Corona bond: On Eurozone COVID-19 rescue package

A Eurozone consensus on a new financial debt instrument is crucial for the bloc

April 15, 2020 12:02 am | Updated 01:05 am IST

Deliberations on the €540-billion emergency rescue package that Eurozone Finance Ministers agreed on Thursday underscore the difficult road ahead to chart the economic recovery from the coronavirus crisis . They also decided to open an emergency credit line in a fortnight, raise the lending capacity of the European Investment Bank and back the European Commission’s €100-billion unemployment insurance scheme. Separately, the European Central Bank in March decided to expand its asset purchase programme by €750-billion over the next nine months, even as its President, Christine Lagarde, pledged to do whatever it took to save the single currency. Thursday’s steps have been hailed as swift and substantial. But the current formula has stoked controversy, like during the economic meltdown, over burden-sharing between the richer members in the north and the poorer states in the south. The Netherlands initially opposed demands from Italy, the country worst affected by the virus outbreak, that the pandemic credit to be issued by the European Stability Mechanism be stripped of any conditionalities. Rome’s reasoning that the public health emergency was universal and symmetrical may have influenced the final deal, which allows governments borrowing from the bailout fund to spend up to 2% of GDP on direct and indirect costs of the pandemic without strings attached. All the same, the emergency package has drawn furious opposition from the populist Five Star Movement in Italy’s ruling coalition as also the far-right and Eurosceptic Northern League, linked to apprehensions about intrusive EU inspections. But a key concern is the frustration among Rome’s pro-European elites with what they regard as reluctance by Brussels to extend meaningful support.

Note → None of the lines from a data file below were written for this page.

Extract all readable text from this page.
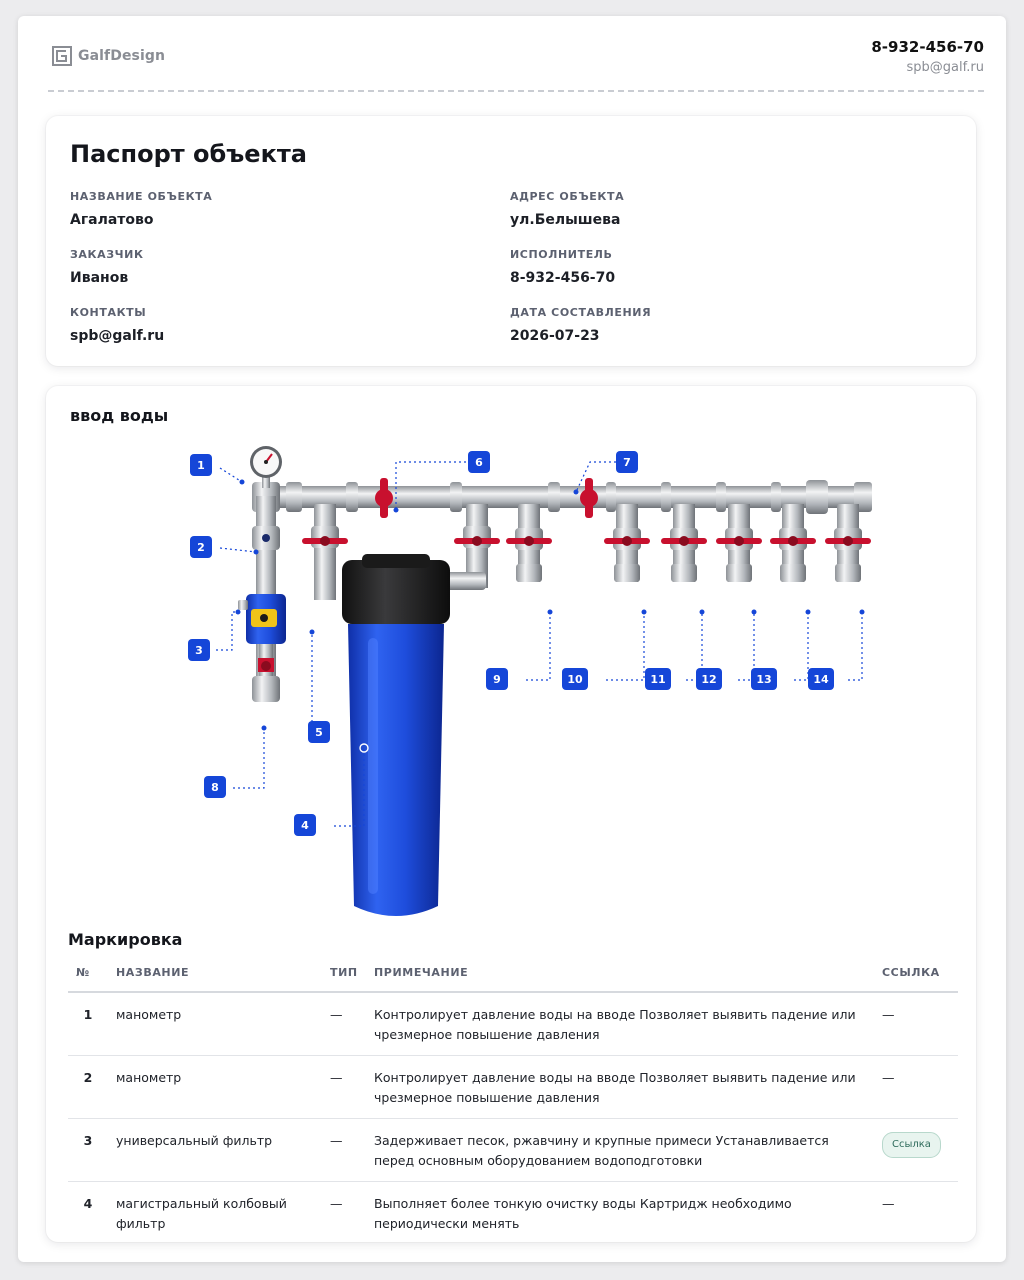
GalfDesign	8-932-456-70
spb@galf.ru
Паспорт объекта
НАЗВАНИЕ ОБЪЕКТА
Агалатово
АДРЕС ОБЪЕКТА
ул.Белышева
ЗАКАЗЧИК
Иванов
ИСПОЛНИТЕЛЬ
8-932-456-70
КОНТАКТЫ
spb@galf.ru
ДАТА СОСТАВЛЕНИЯ
2026-07-23
ввод воды
1
2
3
4
5
6	7
8
9	10	11	12	13	14
Маркировка
№	НАЗВАНИЕ	ТИП	ПРИМЕЧАНИЕ	ССЫЛКА
1	манометр	—	Контролирует давление воды на вводе Позволяет выявить падение или чрезмерное повышение давления	—
2	манометр	—	Контролирует давление воды на вводе Позволяет выявить падение или чрезмерное повышение давления	—
3	универсальный фильтр	—	Задерживает песок, ржавчину и крупные примеси Устанавливается перед основным оборудованием водоподготовки	Ссылка
4	магистральный колбовый фильтр	—	Выполняет более тонкую очистку воды Картридж необходимо периодически менять	—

France, Italy and Spain, the bloc’s three largest economies, with six other members in the euro area wrote in late March to the European Council President, renewing calls for joint issuance of Eurobonds, now dubbed corona bonds. Ms. Lagarde has backed such a move. The idea of mutual issuance of debt has drawn only a lukewarm response from Berlin, Amsterdam and the bloc’s other members. Significantly, cracks have appeared in the Netherlands’ ruling coalition over the government’s orthodox fiscal stance, where the opposition Labour and Green parties already advocate Eurobonds. With the Eurozone’s three largest economies after Germany throwing their weight behind the new financial instrument, it may not be long before the bloc’s fiscal hawks rethink their stance. The economic and political consequences of failure on this count would hamper the post-pandemic recovery, and could affect European solidarity. European leaders would do well to address this fact when they formulate an economic recovery after the crisis.